Second, de-escalate the war on drugs and refocus on corruption in the halls of state and local governments. Trafficking is a problem, but the more worrisome issue is that traffickers can provide communities a sense of security and cohesion that they don’t get from the state.
Third, though Brazil’s agricultural exports are booming, ranchers are over-reliant on fertilizers and pesticides, the razing of new land and abusive labor practices akin to slavery. Instead of urging farmers to clear new pastures, help farmers raise healthier herds on existing land.
Lastly, a supposed law and order president like Mr. Bolsonaro ought to redouble — not weaken — the agencies that enforce environmental laws and Indigenous rights. Restore funding to Brazil’s environmental and Indigenous protection agencies. Come up with new biotechnology agreements that guarantee species are collected, studied and analyzed in Brazil by Brazilians so that the bioprospecting of the future is not as exploitative as are today’s illegal logging and gold mining.

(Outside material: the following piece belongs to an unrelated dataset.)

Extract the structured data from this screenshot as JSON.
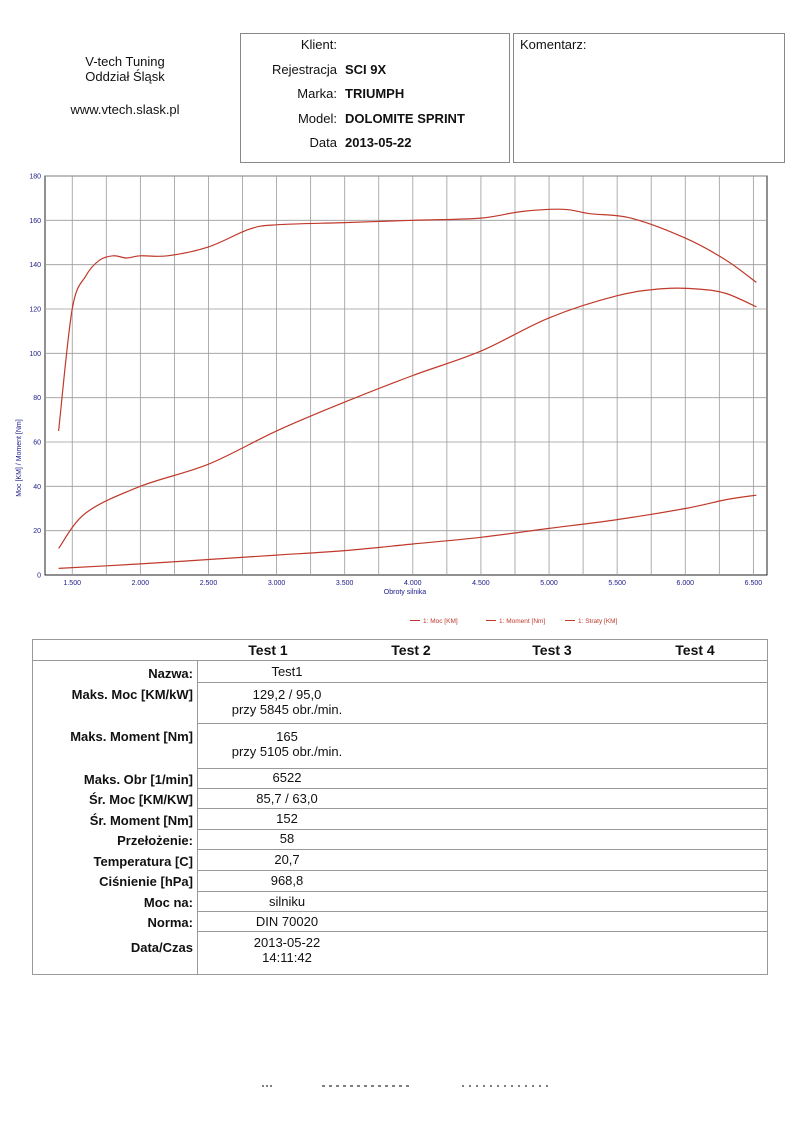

Indigenous councils should play a leading role as they decide what land and knowledge are sacred, what can be shared with the world, and how best to recoup a just share of the rewards. With the right resources, they could be exemplary stewards of the land, lessening fire risk, organizing law enforcement teams to defend their borders, and teaching the world respect for a forest that outsiders usually observe through satellites.
Of course all of this supposes that Jair Bolsonaro is governing rationally, in the interest of all Brazilians. As the coronavirus pandemic has made clear, like his counterpart in the United States, Mr. Bolsonaro has his eyes on the past, not the future, and he lacks the temperament and moral authority to lead a tour of the presidential palace, let alone a multiracial democracy. Even the dictatorship-era generals Mr. Bolsonaro so admires would be ashamed of his lack of strategy in Brazil’s most vital region.
Polls show that Brazilians treasure the rainforest and understand the threat of the climate crisis. If Captain Chain Saw continues to cut down the Amazon, the next generation of Brazilian leaders will cut down his administration.